Shares of BlackBerry plunged nearly 30 per cent Friday after the
company posted a loss and warned of future losses despite releasing its
make-or-break new smartphones this year.
BlackBerry also announced that it will stop developing new
versions of its slow-selling tablet computer called the Playbook.
Analysts were looking for insight into how phones running BlackBerry's
new Blackberry 10 operating system are selling. It wasn't good.
BlackBerry said it sold 6.8 million phones overall versus 7.8
million last year. That includes older models. In wasn't until well into
a conference call with analysts that BlackBerry announced that 2.7
million of the devices sold in the quarter were Blackberry 10 models.
The company'ss Blackberry 10 operating system is critical to the
company's comeback. New phones running the BlackBerry 10 software began
selling around the world this year. The BlackBerry Z10, a touchscreen
model and the Q10, which sports a keyboard, have received positive
reviews, but there was a delay in getting them to market in the US.
The first quarter, however, included a substantial period of
sales of the Z10 phone in the US. It didn't include sales numbers for
the Q10 in the US. The Q10 just went on sale in the US earlier this
month.
Sales results and BlackBerry's projections, however, signal that
the new BlackBerry 10 phones are not selling well. The company said it
anticipates it will generate an operating loss in the second quarter,
too.
Mike Walkley, an analyst with Canaccord Genuity, said it's clear the new operating system has not turned the company around.
"With Z10, Q10, and Q5 all shipping in the August quarter and
BlackBerry still guiding to a loss we believe that is strong evidence
BB10 has not turned around BlackBerry in an extremely competitive
smartphone market," Walkley said.
Chief Executive Thorsten Heins said on a conference call with
analysts that the "transition takes time" and noted things are better
compared to last year when "we were told the company was finished."
Shares of Research in Motion Ltd. dropped $4.02, or 28 per cent, to close at $10.46 Friday.
The BlackBerry, introduced in 1999, was once the dominant
smartphone for on-the-go business people. But it lost its cachet not
long after Apple released the first iPhone in 2007. Apple's device reset
expectations for what a smartphone can do. RIM promised to catch up
while developing new a software system called BlackBerry 10, which uses
technology it got through its 2010 purchase of QNX Software Systems. But
the company took more than two years to unveil new phones that were
redesigned for the multimedia, Internet browsing and apps experience
that customers now demand. During that time, BlackBerry cut more than
5,000 jobs and saw shareholder wealth of more than $70 billion vanish.
The Canadian company said it lost $84 million, or 16 cents a
share, in the three months ended June 1 on revenue of $3.1 billion. It
lost $518 million, or 99 cents per share, on revenue of $2.8 billion a
year ago.
Analysts expected RIM to earn 5 cents a share on revenue of $3.37 billion.

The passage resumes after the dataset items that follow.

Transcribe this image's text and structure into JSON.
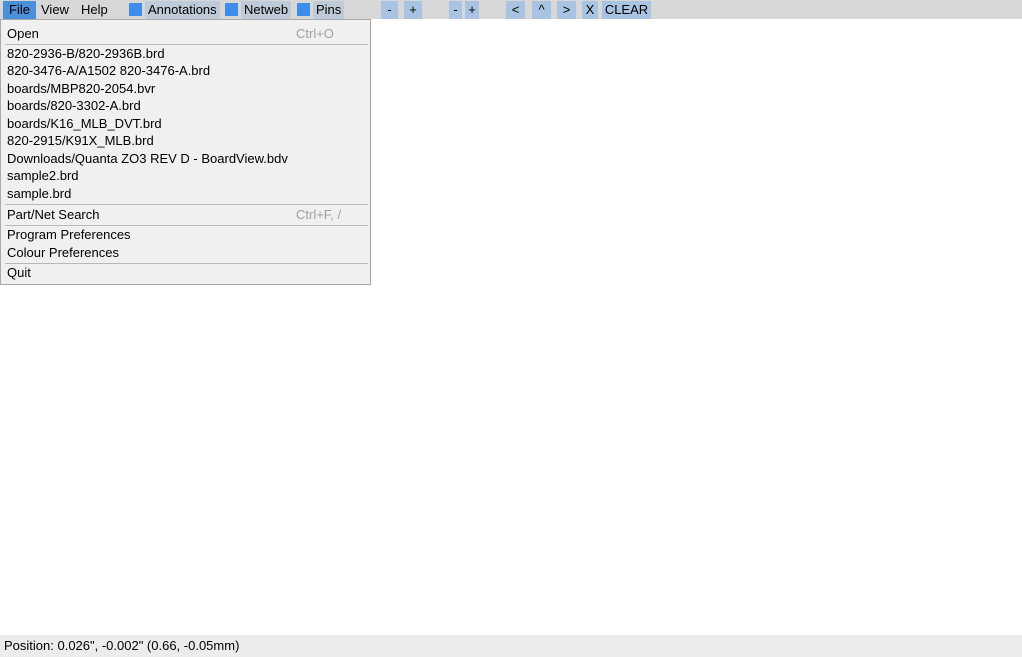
{
  "menubar": {
    "file": "File",
    "view": "View",
    "help": "Help"
  },
  "toggles": [
    {
      "label": "Annotations",
      "checked": true
    },
    {
      "label": "Netweb",
      "checked": true
    },
    {
      "label": "Pins",
      "checked": true
    }
  ],
  "toolbar": {
    "zoom_out": "-",
    "zoom_in": "+",
    "size_down": "-",
    "size_up": "+",
    "prev": "<",
    "up": "^",
    "next": ">",
    "close": "X",
    "clear": "CLEAR"
  },
  "file_menu": {
    "open": {
      "label": "Open",
      "shortcut": "Ctrl+O"
    },
    "recent": [
      "820-2936-B/820-2936B.brd",
      "820-3476-A/A1502 820-3476-A.brd",
      "boards/MBP820-2054.bvr",
      "boards/820-3302-A.brd",
      "boards/K16_MLB_DVT.brd",
      "820-2915/K91X_MLB.brd",
      "Downloads/Quanta ZO3 REV D - BoardView.bdv",
      "sample2.brd",
      "sample.brd"
    ],
    "search": {
      "label": "Part/Net Search",
      "shortcut": "Ctrl+F, /"
    },
    "program_prefs": "Program Preferences",
    "colour_prefs": "Colour Preferences",
    "quit": "Quit"
  },
  "status": {
    "position": "Position: 0.026\", -0.002\" (0.66, -0.05mm)"
  },
  "colors": {
    "menu_active": "#4a8fd9",
    "checkbox": "#3d8ee8",
    "toolbar_button": "#a9c4e2"
  }
}
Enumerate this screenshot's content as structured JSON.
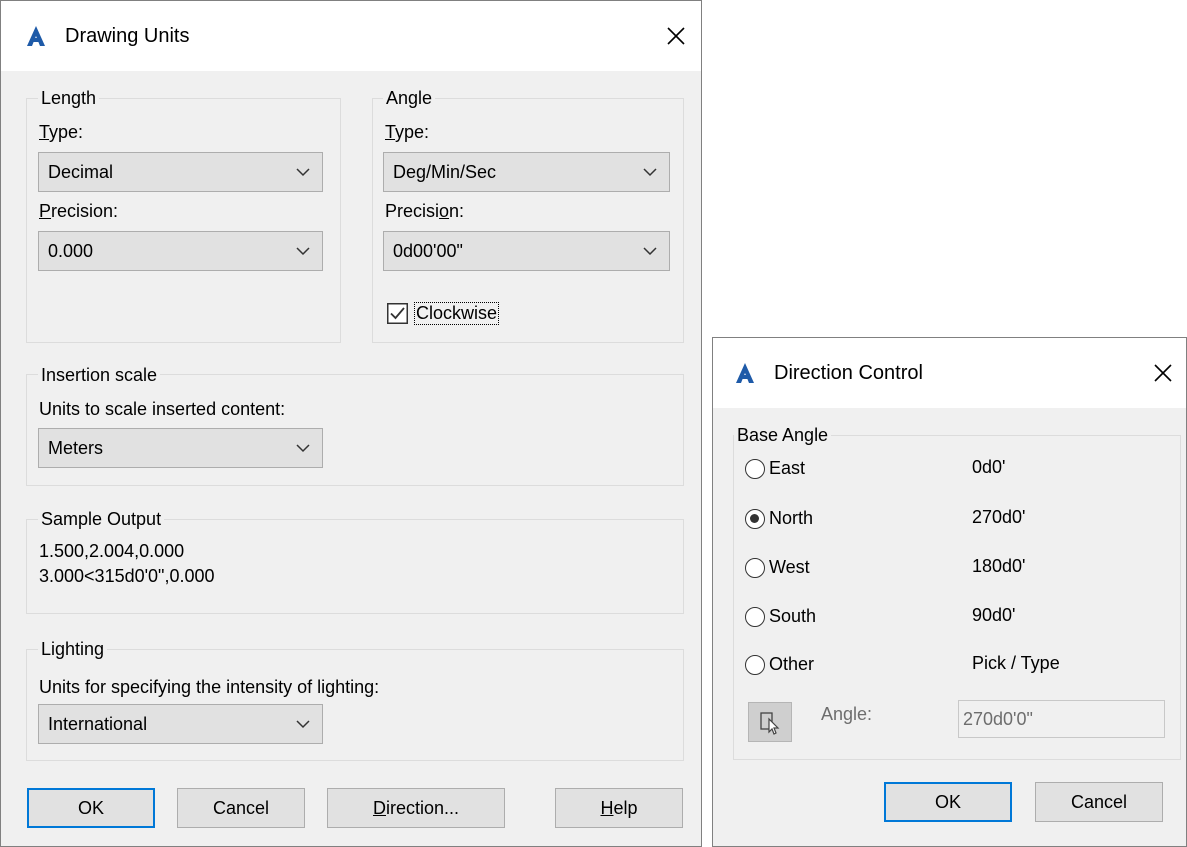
{
  "drawing_units": {
    "title": "Drawing Units",
    "length": {
      "group_label": "Length",
      "type_label": "Type:",
      "type_value": "Decimal",
      "precision_label": "Precision:",
      "precision_value": "0.000"
    },
    "angle": {
      "group_label": "Angle",
      "type_label": "Type:",
      "type_value": "Deg/Min/Sec",
      "precision_label": "Precision:",
      "precision_value": "0d00'00\"",
      "clockwise_label": "Clockwise",
      "clockwise_checked": true
    },
    "insertion": {
      "group_label": "Insertion scale",
      "desc": "Units to scale inserted content:",
      "value": "Meters"
    },
    "sample": {
      "group_label": "Sample Output",
      "line1": "1.500,2.004,0.000",
      "line2": "3.000<315d0'0\",0.000"
    },
    "lighting": {
      "group_label": "Lighting",
      "desc": "Units for specifying the intensity of lighting:",
      "value": "International"
    },
    "buttons": {
      "ok": "OK",
      "cancel": "Cancel",
      "direction": "Direction...",
      "help": "Help"
    }
  },
  "direction_control": {
    "title": "Direction Control",
    "group_label": "Base Angle",
    "options": [
      {
        "label": "East",
        "value": "0d0'",
        "selected": false
      },
      {
        "label": "North",
        "value": "270d0'",
        "selected": true
      },
      {
        "label": "West",
        "value": "180d0'",
        "selected": false
      },
      {
        "label": "South",
        "value": "90d0'",
        "selected": false
      },
      {
        "label": "Other",
        "value": "Pick / Type",
        "selected": false
      }
    ],
    "angle_label": "Angle:",
    "angle_value": "270d0'0\"",
    "buttons": {
      "ok": "OK",
      "cancel": "Cancel"
    }
  },
  "colors": {
    "logo_blue": "#1e5aa8",
    "focus_blue": "#0078d7",
    "dialog_bg": "#f0f0f0"
  },
  "icons": [
    "autocad-logo-icon",
    "close-icon",
    "chevron-down-icon",
    "checkbox-checked-icon",
    "radio-icon",
    "pick-angle-icon"
  ]
}
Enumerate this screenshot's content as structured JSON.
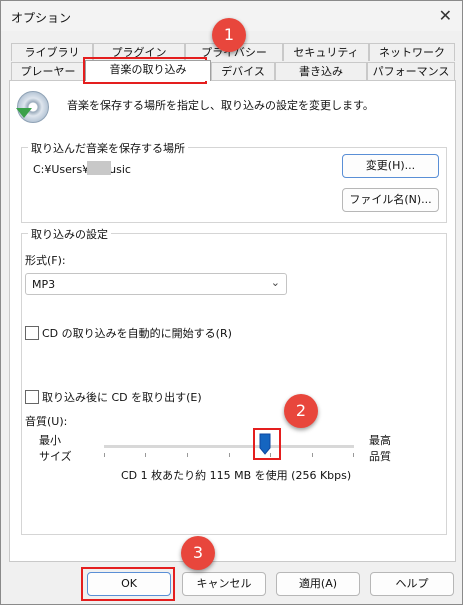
{
  "window": {
    "title": "オプション",
    "close": "✕"
  },
  "tabs_back": [
    "ライブラリ",
    "プラグイン",
    "プライバシー",
    "セキュリティ",
    "ネットワーク"
  ],
  "tabs_front": [
    "プレーヤー",
    "音楽の取り込み",
    "デバイス",
    "書き込み",
    "パフォーマンス"
  ],
  "panel": {
    "description": "音楽を保存する場所を指定し、取り込みの設定を変更します。",
    "save_location": {
      "group_label": "取り込んだ音楽を保存する場所",
      "path": "C:¥Users¥      ¥Music",
      "change_button": "変更(H)...",
      "filename_button": "ファイル名(N)..."
    },
    "rip_settings": {
      "group_label": "取り込みの設定",
      "format_label": "形式(F):",
      "format_value": "MP3",
      "auto_rip": "CD の取り込みを自動的に開始する(R)",
      "eject": "取り込み後に CD を取り出す(E)",
      "quality_label": "音質(U):",
      "quality_min": "最小\nサイズ",
      "quality_max": "最高\n品質",
      "quality_info": "CD 1 枚あたり約 115 MB を使用 (256 Kbps)",
      "quality_level": 0.64
    }
  },
  "buttons": {
    "ok": "OK",
    "cancel": "キャンセル",
    "apply": "適用(A)",
    "help": "ヘルプ"
  },
  "badges": [
    "1",
    "2",
    "3"
  ],
  "colors": {
    "highlight": "#e41e1e",
    "badge": "#e8463c",
    "slider": "#1565c0"
  }
}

The number of BlackBerry users in the world also fell by four
million to 72 million. BlackBerry also said it anticipates it will
generate an operating loss in the second quarter. Heins noted the highly
competitive smartphone market makes it difficult to estimate revenue
and levels of profitability.
Heins also announced on the call that he has halted further
development of BlackBerry's failed tablet offering, the Playbook. The
Playbook has not sold well.
"Our teams have spent a great deal of time and energy looking at
solutions that could move the BlackBerry 10 experience to Playbook, but
unfortunately I am not satisfied with the level of performance and user
experience and I made the difficult decision to stop these efforts and
focus on our core hardware portfolio," Heins said.
Heins said they'll continue to support the PlayBook on the
existing software platforms and configurations. Asked if RIM will
continue to make the Playbook, a BlackBerry spokeswoman said the company
is evaluating its hardware strategy.
Colin Gillis, an analyst at BGC Partners, said said it's tough for RIM because it's hard to make money on handsets now.